Carriage Facts and History

Carriages are horse-drawn, wheeled vehicles, especially for carrying passengers. The first known vehicles were sledges that were dragged over the ground. Later, logs or rollers put under the sledges eased their movement. The origin of the wheel is obscure. It is believed to have originated in the Middle East about 3500 B.C. Wheels were first used for 2-wheeled carts and thereafter for 4-wheeled wagons. The earliest wheels seem to have been made of three parts, held together by wood strips or battens. Spoked wheels are thought to have developed about 2000 B.C. The earliest examples were small -less than 2 feet (0.6 meter) in diameter- and had 4, 6, or 8 spokes. This type of wheel was most often found on vehicles used for warfare, hunting, or ceremonial purposes. Utilitarian vehicles generally had disc wheels.


Evidence indicates that 2-wheeled chariots and carts were in use in Egypt about 1600 B.C. The Romans, Scythians, Persians, Greeks, and Sumerians also made early use of vehicles, particularly the 2-wheeled kind. The 4-wheeled wagon developed slowly because the inflexible axle did not permit the wagon to be guided along curving roadways. The Romans eventually overcame this difficulty with the use of a swiveling front axle. They acquired a wide variety of carriage types by copying and improving the designs of vehicles found in the nations they conquered.

In the early Middle Ages the art of carriage building waned. Development ceased, and wheeled vehicle -excepting carts and wagons- were rarely used. Wheels were made with fewer spokes and with very wide and crude rims.

Medieval Carriages

Beginning about the 12th century, historical references to carriages again become common, and presumably development resumed where it had stopped at the end of the Roman period. An early example of a vehicle with a suspended body was the English hammock wagon, in which a kind of hammock was hung from posts at the ends of the carriage. Like springs, which were later used to support carriage bodies, this type of suspension helped absorb the shocks from rough roads. Also developed in medieval England was the whirlicote, a long, highly decorated, covered wagon. On the European continent mid-15th-century improvements in carriages resulted in a popular new vehicle type, the coach. 

Carriage Building: 1600–1900

The 17th century brought not only a marked increase in carriage use but also the development of several new types. Late in the century 2-wheeled cabriolets were used in both France and Italy. Also built were 4-wheeled cabriolets that could be called an early version of the phaeton. Phaeton carriages grew to be large and varied and were popular until the end of the carriage era in the early 20th century. The sociable, an open carriage with transverse seats facing one another, was developed in the late 17th century, probably in Germany.

In the second half of the 18th century, the art of carriage building reached a high point.
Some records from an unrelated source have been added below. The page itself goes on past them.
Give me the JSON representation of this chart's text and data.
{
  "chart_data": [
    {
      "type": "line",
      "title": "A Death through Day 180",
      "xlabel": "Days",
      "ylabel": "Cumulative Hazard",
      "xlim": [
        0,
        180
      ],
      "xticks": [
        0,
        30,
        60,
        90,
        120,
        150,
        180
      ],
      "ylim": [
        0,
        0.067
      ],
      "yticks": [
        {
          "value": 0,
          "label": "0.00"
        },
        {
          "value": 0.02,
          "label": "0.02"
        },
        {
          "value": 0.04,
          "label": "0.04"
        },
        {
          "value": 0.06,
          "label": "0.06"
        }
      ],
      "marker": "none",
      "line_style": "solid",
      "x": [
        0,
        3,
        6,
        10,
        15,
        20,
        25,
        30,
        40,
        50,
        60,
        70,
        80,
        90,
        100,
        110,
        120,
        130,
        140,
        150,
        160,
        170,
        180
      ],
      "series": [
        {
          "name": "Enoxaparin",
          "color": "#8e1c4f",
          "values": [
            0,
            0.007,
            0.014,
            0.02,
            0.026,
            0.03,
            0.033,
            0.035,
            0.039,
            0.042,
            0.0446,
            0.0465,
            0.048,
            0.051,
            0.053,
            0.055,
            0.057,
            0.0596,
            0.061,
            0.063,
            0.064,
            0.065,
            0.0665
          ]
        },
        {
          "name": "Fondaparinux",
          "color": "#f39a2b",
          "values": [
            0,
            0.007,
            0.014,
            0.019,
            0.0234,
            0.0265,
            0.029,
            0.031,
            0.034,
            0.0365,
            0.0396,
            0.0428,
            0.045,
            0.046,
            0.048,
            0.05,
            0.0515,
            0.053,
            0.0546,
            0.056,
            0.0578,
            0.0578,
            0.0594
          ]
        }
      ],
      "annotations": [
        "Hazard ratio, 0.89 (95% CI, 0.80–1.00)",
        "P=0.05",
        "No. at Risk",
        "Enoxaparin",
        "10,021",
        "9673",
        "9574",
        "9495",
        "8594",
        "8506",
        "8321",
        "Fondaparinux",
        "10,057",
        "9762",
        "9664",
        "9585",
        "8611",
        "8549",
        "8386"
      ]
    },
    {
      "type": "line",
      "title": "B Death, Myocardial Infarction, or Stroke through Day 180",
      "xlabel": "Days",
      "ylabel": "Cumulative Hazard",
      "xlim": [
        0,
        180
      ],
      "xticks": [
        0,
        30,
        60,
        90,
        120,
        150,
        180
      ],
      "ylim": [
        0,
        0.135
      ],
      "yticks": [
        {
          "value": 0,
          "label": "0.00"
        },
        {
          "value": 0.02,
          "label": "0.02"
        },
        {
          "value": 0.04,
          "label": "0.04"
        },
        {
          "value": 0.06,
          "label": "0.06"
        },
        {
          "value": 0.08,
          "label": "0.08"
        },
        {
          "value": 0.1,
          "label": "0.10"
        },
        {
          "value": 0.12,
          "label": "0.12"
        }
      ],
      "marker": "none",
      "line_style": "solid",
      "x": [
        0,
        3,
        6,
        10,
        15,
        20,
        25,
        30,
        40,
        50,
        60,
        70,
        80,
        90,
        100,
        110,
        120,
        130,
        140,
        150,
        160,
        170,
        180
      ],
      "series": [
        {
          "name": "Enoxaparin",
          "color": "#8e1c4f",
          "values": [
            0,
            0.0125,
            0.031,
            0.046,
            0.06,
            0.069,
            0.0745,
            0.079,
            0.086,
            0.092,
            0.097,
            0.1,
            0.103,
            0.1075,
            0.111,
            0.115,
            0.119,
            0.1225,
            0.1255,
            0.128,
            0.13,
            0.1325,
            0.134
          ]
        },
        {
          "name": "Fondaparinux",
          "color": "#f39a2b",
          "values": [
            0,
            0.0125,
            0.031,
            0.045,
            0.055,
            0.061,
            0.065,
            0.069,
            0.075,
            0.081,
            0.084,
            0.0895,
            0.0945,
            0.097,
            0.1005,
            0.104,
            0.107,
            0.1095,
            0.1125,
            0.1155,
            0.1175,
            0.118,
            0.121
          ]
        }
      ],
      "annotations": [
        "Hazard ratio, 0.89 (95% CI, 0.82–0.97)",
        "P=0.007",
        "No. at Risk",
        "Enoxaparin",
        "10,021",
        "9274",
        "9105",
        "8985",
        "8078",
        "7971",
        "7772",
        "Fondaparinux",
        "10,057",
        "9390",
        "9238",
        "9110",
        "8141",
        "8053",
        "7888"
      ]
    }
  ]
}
Suspension had already improved through the use of whip-springs and S-springs, which evolved into the C-spring shortly before 1800. More effective suspension offered greater comfort, and lessening the jolts caused by poor roads permitted lighter, more tastefully designed carriages to be made. By 1800, coaches, chariots, phaetons, landaus, landaulets, barouches, sociables, cabriolets, gigs, and chaises were in use in Europe and North America.

In 1804 the English coachmaker Obadiah Elliot invented the elliptical spring. These springs eliminated the need for a bulky supporting framework -a heavy perch (shaft) and cross beds- thereby lessening a carriage's weight still further. Improved spring suspension combined with another early-19th-century invention, macadam road surfacing, to produce a revolution in carriage design. In the 1830s the cabriolet-phaeton and the brougham were designed in England. Originally used by the gentry, these carriages became hugely popular and eventually were employed widely as hackney (or hack) carriages for hire. Another vehicle for public transportation was the omnibus, first used in Paris about 1820. At this time vehicle bodies tended to be hung lower, thus affording easier access.

In the United States, too, carriage building accelerated in the early 19th century. Among the designs of that era were the rockaway and the popular American buggy. After 1850 the carriage industry began to modernize. Mechanized manufacture and malleable iron castings instead of hand-forged parts reduced the cost of carriages so that Americans of more modest means could afford them. By 1900 an inexpensive buggy could be purchased for $30. Final improvements, near the end of the carriage era, were rubber tires -first solid and then pneumatic- and ball bearings for the axles. For a time the carriage industry coexisted with automobile manufacturing, sometimes in the same factories, but after World War I the demand for carriages rapidly declined.